Alliance Resources is selling its 25 per cent stake in a brand new uranium mine as the value of yellow-cake continues its downward trend.
The Four Mile uranium mine, located 550 kilometres north of Adelaide, only started production in April with first sales not expected until the September quarter.
However Alliance wants out and has hired Deloitte to handle the sale of its 25 per cent stake in the project, which amounts to a resource base of around 17.75 million pounds.
Alliance’s announcement came on the same day as the spot price of uranium fell to a new low of $28.35/lb.
The uranium industry is still reeling from the Fukushima disaster in 2011 which saw prices plummet and with no recovery in sight, many operations around the world have shut down.
Some analysts say a recovery is unlikely until at least 2021 as an excess in uranium inventories leads an oversupply in the market.

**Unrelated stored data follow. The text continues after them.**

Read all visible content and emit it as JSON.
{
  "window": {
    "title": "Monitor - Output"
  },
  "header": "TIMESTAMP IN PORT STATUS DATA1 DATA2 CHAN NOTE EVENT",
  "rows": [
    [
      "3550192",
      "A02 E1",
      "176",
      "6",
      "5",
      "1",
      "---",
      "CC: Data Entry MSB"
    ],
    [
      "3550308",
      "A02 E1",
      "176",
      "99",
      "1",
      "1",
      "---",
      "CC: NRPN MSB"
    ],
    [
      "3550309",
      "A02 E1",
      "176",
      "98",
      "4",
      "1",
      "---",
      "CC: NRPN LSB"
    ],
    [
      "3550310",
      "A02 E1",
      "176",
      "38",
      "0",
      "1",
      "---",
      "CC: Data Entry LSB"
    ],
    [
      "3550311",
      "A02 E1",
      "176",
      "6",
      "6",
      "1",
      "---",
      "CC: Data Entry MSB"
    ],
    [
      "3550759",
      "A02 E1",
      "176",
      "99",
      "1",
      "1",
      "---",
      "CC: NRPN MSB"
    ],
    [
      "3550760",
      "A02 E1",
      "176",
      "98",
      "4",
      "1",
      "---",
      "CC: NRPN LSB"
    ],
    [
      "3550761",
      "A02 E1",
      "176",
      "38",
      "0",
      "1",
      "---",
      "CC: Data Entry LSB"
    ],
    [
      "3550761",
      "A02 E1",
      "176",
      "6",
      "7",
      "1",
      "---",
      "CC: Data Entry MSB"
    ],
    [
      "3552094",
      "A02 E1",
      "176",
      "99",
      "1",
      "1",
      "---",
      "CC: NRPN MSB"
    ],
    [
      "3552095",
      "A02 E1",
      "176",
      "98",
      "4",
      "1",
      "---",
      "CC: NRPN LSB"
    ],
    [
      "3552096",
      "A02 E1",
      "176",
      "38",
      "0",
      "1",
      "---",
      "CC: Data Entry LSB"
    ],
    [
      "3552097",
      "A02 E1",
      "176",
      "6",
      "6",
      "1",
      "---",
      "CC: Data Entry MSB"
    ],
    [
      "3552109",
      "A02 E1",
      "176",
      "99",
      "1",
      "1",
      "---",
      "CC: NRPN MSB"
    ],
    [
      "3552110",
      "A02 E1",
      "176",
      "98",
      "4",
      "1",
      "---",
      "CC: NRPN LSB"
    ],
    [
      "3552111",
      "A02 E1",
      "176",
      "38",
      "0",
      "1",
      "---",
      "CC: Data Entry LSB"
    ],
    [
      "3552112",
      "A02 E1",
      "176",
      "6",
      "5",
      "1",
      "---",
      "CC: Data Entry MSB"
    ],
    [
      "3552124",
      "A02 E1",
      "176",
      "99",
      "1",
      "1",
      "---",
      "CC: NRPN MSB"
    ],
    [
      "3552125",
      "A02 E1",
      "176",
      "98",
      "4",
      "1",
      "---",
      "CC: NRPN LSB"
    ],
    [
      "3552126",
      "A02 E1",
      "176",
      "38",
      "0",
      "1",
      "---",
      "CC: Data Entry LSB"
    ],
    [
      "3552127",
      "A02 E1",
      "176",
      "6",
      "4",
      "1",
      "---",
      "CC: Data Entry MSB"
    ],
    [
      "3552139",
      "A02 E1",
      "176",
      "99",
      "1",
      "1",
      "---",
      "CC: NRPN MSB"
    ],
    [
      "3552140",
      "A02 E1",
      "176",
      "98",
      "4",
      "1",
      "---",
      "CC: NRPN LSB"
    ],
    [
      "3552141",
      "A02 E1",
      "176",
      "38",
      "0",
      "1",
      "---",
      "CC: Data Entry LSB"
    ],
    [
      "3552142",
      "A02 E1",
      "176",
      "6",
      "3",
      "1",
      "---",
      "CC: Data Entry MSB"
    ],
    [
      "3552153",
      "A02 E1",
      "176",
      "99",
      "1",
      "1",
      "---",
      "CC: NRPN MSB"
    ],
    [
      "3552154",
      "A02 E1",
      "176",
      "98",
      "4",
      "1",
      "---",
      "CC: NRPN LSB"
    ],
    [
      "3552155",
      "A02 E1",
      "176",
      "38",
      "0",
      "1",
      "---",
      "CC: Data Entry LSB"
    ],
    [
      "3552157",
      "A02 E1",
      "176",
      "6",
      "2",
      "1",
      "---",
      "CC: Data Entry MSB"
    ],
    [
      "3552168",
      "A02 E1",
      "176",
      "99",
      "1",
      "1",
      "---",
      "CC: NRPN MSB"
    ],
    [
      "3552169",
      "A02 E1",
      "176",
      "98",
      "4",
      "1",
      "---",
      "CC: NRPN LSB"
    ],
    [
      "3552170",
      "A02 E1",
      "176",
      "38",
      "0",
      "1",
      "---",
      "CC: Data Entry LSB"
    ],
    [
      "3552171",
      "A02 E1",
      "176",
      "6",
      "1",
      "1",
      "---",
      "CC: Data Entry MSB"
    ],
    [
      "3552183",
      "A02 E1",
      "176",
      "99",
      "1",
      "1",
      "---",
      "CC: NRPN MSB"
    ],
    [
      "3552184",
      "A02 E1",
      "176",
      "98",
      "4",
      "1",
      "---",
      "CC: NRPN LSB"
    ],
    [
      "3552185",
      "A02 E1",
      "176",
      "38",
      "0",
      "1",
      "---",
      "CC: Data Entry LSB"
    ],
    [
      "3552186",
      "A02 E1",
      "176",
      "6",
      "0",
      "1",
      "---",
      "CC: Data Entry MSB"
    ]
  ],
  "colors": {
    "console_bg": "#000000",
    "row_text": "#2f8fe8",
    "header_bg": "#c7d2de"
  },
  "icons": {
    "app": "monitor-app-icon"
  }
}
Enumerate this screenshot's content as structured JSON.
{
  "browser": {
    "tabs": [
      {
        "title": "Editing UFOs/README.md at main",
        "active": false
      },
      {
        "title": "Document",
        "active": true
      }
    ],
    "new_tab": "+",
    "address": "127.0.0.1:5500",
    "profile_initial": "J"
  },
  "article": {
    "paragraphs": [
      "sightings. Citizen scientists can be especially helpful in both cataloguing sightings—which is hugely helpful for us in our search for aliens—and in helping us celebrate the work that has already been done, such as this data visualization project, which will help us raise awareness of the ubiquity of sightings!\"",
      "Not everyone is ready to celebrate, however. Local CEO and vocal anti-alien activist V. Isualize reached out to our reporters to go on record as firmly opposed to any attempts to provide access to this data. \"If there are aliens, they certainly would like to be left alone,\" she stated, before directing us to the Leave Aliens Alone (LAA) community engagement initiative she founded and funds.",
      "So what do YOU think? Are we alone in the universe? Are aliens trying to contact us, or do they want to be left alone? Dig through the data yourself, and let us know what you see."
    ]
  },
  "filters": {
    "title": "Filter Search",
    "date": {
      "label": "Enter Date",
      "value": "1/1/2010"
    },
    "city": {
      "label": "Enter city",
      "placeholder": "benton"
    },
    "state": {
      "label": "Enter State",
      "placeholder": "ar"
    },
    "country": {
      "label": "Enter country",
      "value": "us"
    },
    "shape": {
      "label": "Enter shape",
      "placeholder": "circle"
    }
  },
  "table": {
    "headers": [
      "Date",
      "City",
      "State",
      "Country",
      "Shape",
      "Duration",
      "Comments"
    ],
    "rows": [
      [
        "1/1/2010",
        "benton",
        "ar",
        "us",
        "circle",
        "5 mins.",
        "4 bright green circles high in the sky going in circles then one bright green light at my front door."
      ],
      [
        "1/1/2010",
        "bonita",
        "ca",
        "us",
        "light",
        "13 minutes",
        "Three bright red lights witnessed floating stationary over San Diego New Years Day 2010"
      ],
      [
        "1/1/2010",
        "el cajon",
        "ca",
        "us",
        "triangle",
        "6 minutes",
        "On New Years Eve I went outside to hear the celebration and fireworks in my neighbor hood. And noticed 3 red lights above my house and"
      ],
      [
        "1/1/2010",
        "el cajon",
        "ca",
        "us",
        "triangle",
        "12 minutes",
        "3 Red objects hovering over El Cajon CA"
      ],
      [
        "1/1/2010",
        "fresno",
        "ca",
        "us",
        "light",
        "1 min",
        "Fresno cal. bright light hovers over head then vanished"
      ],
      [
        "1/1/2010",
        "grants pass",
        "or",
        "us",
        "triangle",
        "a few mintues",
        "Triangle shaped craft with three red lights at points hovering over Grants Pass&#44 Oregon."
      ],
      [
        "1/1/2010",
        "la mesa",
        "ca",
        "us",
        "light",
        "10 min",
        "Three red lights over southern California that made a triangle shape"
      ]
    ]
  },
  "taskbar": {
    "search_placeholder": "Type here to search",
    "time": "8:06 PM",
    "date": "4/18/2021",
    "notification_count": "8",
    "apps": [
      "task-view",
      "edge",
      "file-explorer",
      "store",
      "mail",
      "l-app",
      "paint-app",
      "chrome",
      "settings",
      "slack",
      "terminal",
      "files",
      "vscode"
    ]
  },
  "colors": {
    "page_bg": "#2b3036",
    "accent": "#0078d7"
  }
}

The Four Mile mine is 75 per cent owned by Quasar resources, an affiliate of Heathgate Resources, owner and operator of the adjacent Beverley uranium mine.
The joint venture partners have not had a smooth relationship to date with Alliance announcing to the ASX in its September quarterly report that its claim of misleading and deceptive conduct against Quasar is set down for trial in June 2014.
Alliance is seeking damages and the return of the 75 per cent interest in the exploration licence over Four Mile from Quasar, claiming it failed to disclose ACE information concerning the prospectivity of part of the tenement.
Previous legal proceedings for access to books, records and agreements relating to the Four Mile joint venture had been refused, with costs awarded to Quasar and Heathgate.
In 2013 Alliance voted against launching construction of Four Mile mine, but was overruled by Quasar.